Overruling motion to award damages.

Appellees recovered judgment in the Boyd circuit court on December 15, 1923, against appellant, city of Ashland for $1,331.71, with interest from July 24, 1919, and costs, to which it objected and excepted and prayed an appeal to this court, which was granted. On June 24, 1924, it superseded the judgment, and on the same day the clerk of the Boyd circuit court issued a supersedeas thereon. The transcript of the record, including a copy of the judgment, was filed in this court by the city on December 12, 1925, and an appeal was granted by the clerk of this court, but no supersedeas bond was ever executed before the clerk of this court. The case being duly submitted, the judgment against the city was affirmed on April 20, 1926, and appellees have entered motion for 10% damages thereon, which may be done at any time after affirmance and before mandate is due. C. O. Railroad Company v. Kelley's Admrx., 161 Ky. 660. But in order to entitle appellees to a judgment for damages on the supersedeas bond it must be one that the clerk before whom it was executed had the right to take at the time he did so. The right to prosecute the appeal granted by the trial court expired in this case twenty days before the convening of the April, 1924, term of this court. Section 738 of the Civil Code and cases cited in the notes thereto.

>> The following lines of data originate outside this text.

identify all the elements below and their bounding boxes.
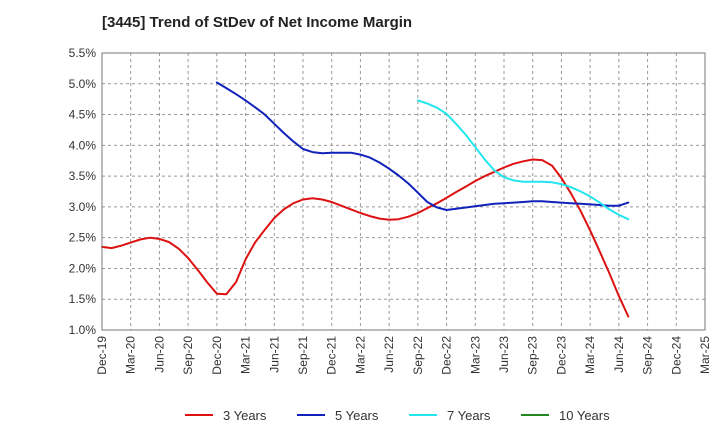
y-tick-label: 5.0% <box>69 77 97 91</box>
legend-label-10-years: 10 Years <box>559 408 610 423</box>
legend-label-3-years: 3 Years <box>223 408 267 423</box>
y-tick-label: 4.0% <box>69 138 97 152</box>
x-tick-label: Mar-22 <box>353 336 367 374</box>
y-tick-label: 1.5% <box>69 292 97 306</box>
y-tick-label: 3.5% <box>69 169 97 183</box>
x-tick-label: Dec-21 <box>325 336 339 375</box>
x-tick-label: Jun-20 <box>152 336 166 373</box>
x-tick-label: Jun-21 <box>267 336 281 373</box>
x-tick-label: Mar-21 <box>239 336 253 374</box>
x-tick-label: Sep-24 <box>641 336 655 375</box>
x-tick-label: Mar-25 <box>698 336 712 374</box>
plot-area <box>102 53 705 330</box>
chart-title: [3445] Trend of StDev of Net Income Marg… <box>102 14 413 31</box>
x-tick-label: Dec-22 <box>440 336 454 375</box>
series-line-3-years <box>101 158 630 318</box>
x-tick-label: Dec-20 <box>210 336 224 375</box>
x-tick-label: Dec-24 <box>669 336 683 375</box>
legend-label-5-years: 5 Years <box>335 408 379 423</box>
x-tick-label: Jun-22 <box>382 336 396 373</box>
y-tick-label: 2.0% <box>69 261 97 275</box>
x-tick-label: Mar-24 <box>583 336 597 374</box>
plot-frame <box>101 52 706 331</box>
x-tick-label: Sep-21 <box>296 336 310 375</box>
y-tick-label: 5.5% <box>69 46 97 60</box>
x-tick-label: Sep-23 <box>526 336 540 375</box>
series-line-5-years <box>215 81 630 211</box>
x-tick-label: Mar-20 <box>124 336 138 374</box>
series-line-7-years <box>416 99 630 221</box>
y-tick-label: 3.0% <box>69 200 97 214</box>
x-tick-label: Dec-23 <box>554 336 568 375</box>
x-tick-label: Mar-23 <box>468 336 482 374</box>
y-tick-label: 1.0% <box>69 323 97 337</box>
line-layer <box>101 81 630 318</box>
y-tick-label: 2.5% <box>69 231 97 245</box>
y-tick-label: 4.5% <box>69 108 97 122</box>
legend-label-7-years: 7 Years <box>447 408 491 423</box>
legend: 3 Years 5 Years 7 Years 10 Years <box>185 408 610 423</box>
x-tick-label: Jun-24 <box>612 336 626 373</box>
x-tick-label: Sep-22 <box>411 336 425 375</box>
x-tick-label: Jun-23 <box>497 336 511 373</box>
x-tick-label: Sep-20 <box>181 336 195 375</box>
axis-layer: 1.0% 1.5% 2.0% 2.5% 3.0% 3.5% 4.0% 4.5% 5.0% 5.5%… <box>69 46 712 375</box>
x-tick-label: Dec-19 <box>95 336 109 375</box>
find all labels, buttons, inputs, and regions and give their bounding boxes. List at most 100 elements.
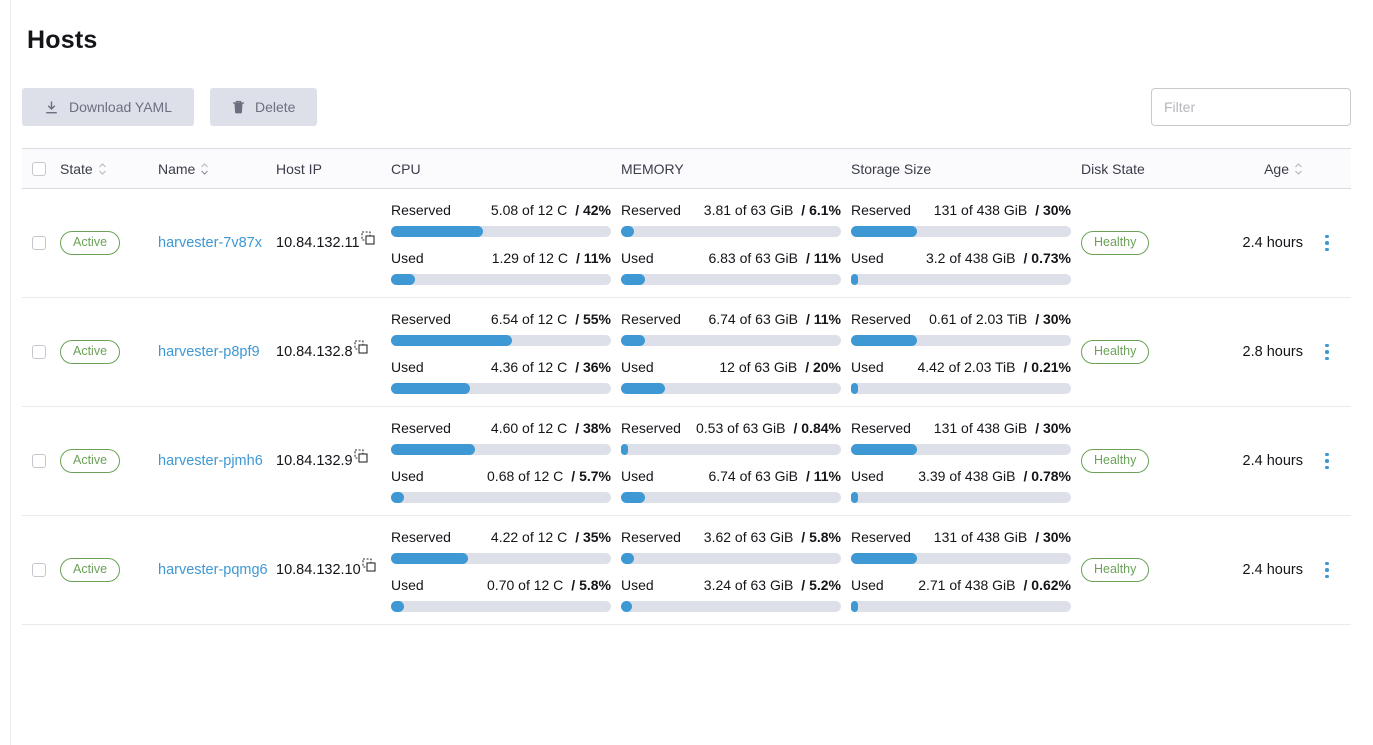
- select-all-checkbox[interactable]: [32, 161, 46, 176]
- host-ip-value: 10.84.132.8: [276, 344, 353, 360]
- cpu-used-bar: [391, 601, 611, 612]
- metric-value: 3.81 of 63 GiB: [703, 202, 794, 218]
- state-badge: Active: [60, 340, 121, 364]
- column-header-age[interactable]: Age: [1193, 161, 1303, 177]
- state-badge: Active: [60, 449, 121, 473]
- metric-percent: / 5.7%: [571, 468, 611, 484]
- metric-label: Reserved: [391, 420, 451, 436]
- metric-value: 3.62 of 63 GiB: [703, 529, 794, 545]
- disk-state-badge: Healthy: [1081, 558, 1150, 582]
- metric-label: Used: [851, 359, 884, 375]
- metric-value: 3.24 of 63 GiB: [703, 577, 794, 593]
- row-checkbox[interactable]: [32, 563, 46, 577]
- host-name-link[interactable]: harvester-7v87x: [158, 235, 262, 251]
- row-actions-menu[interactable]: [1319, 340, 1335, 365]
- metric-value: 131 of 438 GiB: [933, 202, 1028, 218]
- table-header-row: State Name Host IP CPU MEMORY Storage Si…: [22, 148, 1351, 189]
- sort-icon: [200, 162, 209, 176]
- metric-label: Reserved: [391, 529, 451, 545]
- metric-value: 1.29 of 12 C: [491, 250, 568, 266]
- cpu-cell: Reserved 5.08 of 12 C / 42% Used 1.29 of 12…: [391, 189, 621, 297]
- metric-label: Used: [621, 468, 654, 484]
- memory-used-bar: [621, 601, 841, 612]
- cpu-cell: Reserved 4.22 of 12 C / 35% Used 0.70 of 12…: [391, 516, 621, 624]
- metric-percent: / 5.8%: [571, 577, 611, 593]
- sort-icon: [1294, 162, 1303, 176]
- copy-icon[interactable]: [354, 449, 368, 467]
- metric-percent: / 11%: [805, 468, 841, 484]
- host-name-link[interactable]: harvester-p8pf9: [158, 344, 260, 360]
- metric-label: Reserved: [621, 529, 681, 545]
- column-header-state[interactable]: State: [60, 161, 158, 177]
- column-header-disk-state: Disk State: [1081, 160, 1145, 177]
- filter-input[interactable]: [1151, 88, 1351, 126]
- metric-value: 6.83 of 63 GiB: [708, 250, 798, 266]
- column-header-name[interactable]: Name: [158, 161, 276, 177]
- row-checkbox[interactable]: [32, 454, 46, 468]
- storage-cell: Reserved 131 of 438 GiB / 30% Used 3.2 of 4…: [851, 189, 1081, 297]
- metric-label: Used: [391, 468, 424, 484]
- cpu-reserved-bar: [391, 553, 611, 564]
- metric-value: 0.68 of 12 C: [487, 468, 564, 484]
- metric-label: Reserved: [621, 420, 681, 436]
- metric-percent: / 30%: [1035, 311, 1071, 327]
- host-name-link[interactable]: harvester-pqmg6: [158, 562, 268, 578]
- metric-value: 0.70 of 12 C: [487, 577, 564, 593]
- cpu-cell: Reserved 6.54 of 12 C / 55% Used 4.36 of 12…: [391, 298, 621, 406]
- host-ip-value: 10.84.132.10: [276, 562, 361, 578]
- storage-cell: Reserved 131 of 438 GiB / 30% Used 3.39 of …: [851, 407, 1081, 515]
- metric-percent: / 30%: [1035, 202, 1071, 218]
- row-actions-menu[interactable]: [1319, 231, 1335, 256]
- table-row: Active harvester-7v87x 10.84.132.11 Rese…: [22, 189, 1351, 298]
- metric-percent: / 38%: [575, 420, 611, 436]
- cpu-used-bar: [391, 274, 611, 285]
- hosts-table: State Name Host IP CPU MEMORY Storage Si…: [22, 148, 1351, 625]
- metric-percent: / 0.21%: [1023, 359, 1071, 375]
- metric-label: Used: [621, 250, 654, 266]
- metric-label: Reserved: [391, 202, 451, 218]
- storage-used-bar: [851, 274, 1071, 285]
- delete-button[interactable]: Delete: [209, 88, 318, 126]
- metric-percent: / 0.62%: [1023, 577, 1071, 593]
- storage-cell: Reserved 131 of 438 GiB / 30% Used 2.71 of …: [851, 516, 1081, 624]
- metric-label: Used: [851, 468, 884, 484]
- state-badge: Active: [60, 558, 121, 582]
- column-header-storage-size: Storage Size: [851, 160, 932, 177]
- hosts-page: Hosts Download YAML Delete State Name: [22, 26, 1351, 625]
- host-ip-value: 10.84.132.11: [276, 235, 360, 251]
- metric-label: Reserved: [391, 311, 451, 327]
- toolbar: Download YAML Delete: [22, 88, 1351, 126]
- memory-reserved-bar: [621, 226, 841, 237]
- row-checkbox[interactable]: [32, 345, 46, 359]
- copy-icon[interactable]: [361, 231, 375, 249]
- download-yaml-button[interactable]: Download YAML: [22, 88, 194, 126]
- copy-icon[interactable]: [362, 558, 376, 576]
- metric-label: Used: [391, 359, 424, 375]
- memory-cell: Reserved 0.53 of 63 GiB / 0.84% Used 6.74 o…: [621, 407, 851, 515]
- storage-used-bar: [851, 601, 1071, 612]
- metric-value: 0.61 of 2.03 TiB: [929, 311, 1028, 327]
- column-header-cpu: CPU: [391, 160, 421, 177]
- host-name-link[interactable]: harvester-pjmh6: [158, 453, 263, 469]
- metric-value: 4.36 of 12 C: [490, 359, 568, 375]
- trash-icon: [232, 100, 245, 114]
- row-checkbox[interactable]: [32, 236, 46, 250]
- metric-value: 4.22 of 12 C: [490, 529, 568, 545]
- column-header-memory: MEMORY: [621, 160, 684, 177]
- row-actions-menu[interactable]: [1319, 558, 1335, 583]
- download-icon: [44, 100, 59, 115]
- table-row: Active harvester-pqmg6 10.84.132.10 Rese…: [22, 516, 1351, 625]
- metric-percent: / 36%: [575, 359, 611, 375]
- table-body: Active harvester-7v87x 10.84.132.11 Rese…: [22, 189, 1351, 625]
- memory-cell: Reserved 3.62 of 63 GiB / 5.8% Used 3.24 of…: [621, 516, 851, 624]
- memory-cell: Reserved 3.81 of 63 GiB / 6.1% Used 6.83 of…: [621, 189, 851, 297]
- metric-percent: / 11%: [575, 250, 611, 266]
- metric-percent: / 0.73%: [1023, 250, 1071, 266]
- metric-percent: / 11%: [805, 311, 841, 327]
- row-actions-menu[interactable]: [1319, 449, 1335, 474]
- metric-percent: / 5.8%: [801, 529, 841, 545]
- table-row: Active harvester-pjmh6 10.84.132.9 Reser…: [22, 407, 1351, 516]
- storage-reserved-bar: [851, 444, 1071, 455]
- disk-state-badge: Healthy: [1081, 340, 1150, 364]
- copy-icon[interactable]: [354, 340, 368, 358]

Both at the time the clerk of the Boyd circuit court took the bond and issued the supersedeas thereon, and at the time of the filing of the transcript in this court, the right to prosecute the appeal on the order granting it by the trial court had long since expired and the only appeal that could thereafter be granted was one by the clerk of this court, which practice was adopted and pursued in this case.

The time for the prosecution of the appeal under the order granting it by the trial court having expired at the time the bond was taken by the clerk of that court, it was invalid for any purpose and did not operate to stay proceedings on the judgment. When the time to prosecute that appeal expired and no appeal had been taken the situation was the same as if none had been granted, and a bond thereafter taken by the clerk of the trial court could have no greater effect than one taken by him when no appeal was granted by the trial court. See cases of City of Louisville v. Muldoon, 19 K. L. R. 1386; Torbitt *Page 684 and Castleman v. Middlesboro Grocery Co., 147 Ky. 343, and L. N. Railroad Company v. Smith's Admr., 178 Ky. 681, in which we held that a bond so taken was invalid.

It is, therefore, manifest that appellees are not entitled to damages in this case, because of the execution of the supersedeas bond before the Boyd circuit court on June 24, 1924, since the right to prosecute the appeal under the order of the trial court granting it did not then exist, and the judgment not being superseded before the clerk of this court, who did grant the appeal that was actually prosecuted, there is no supersedeas upon which damages could be assessed.

Wherefore, the motion for the assessment of damages is overruled.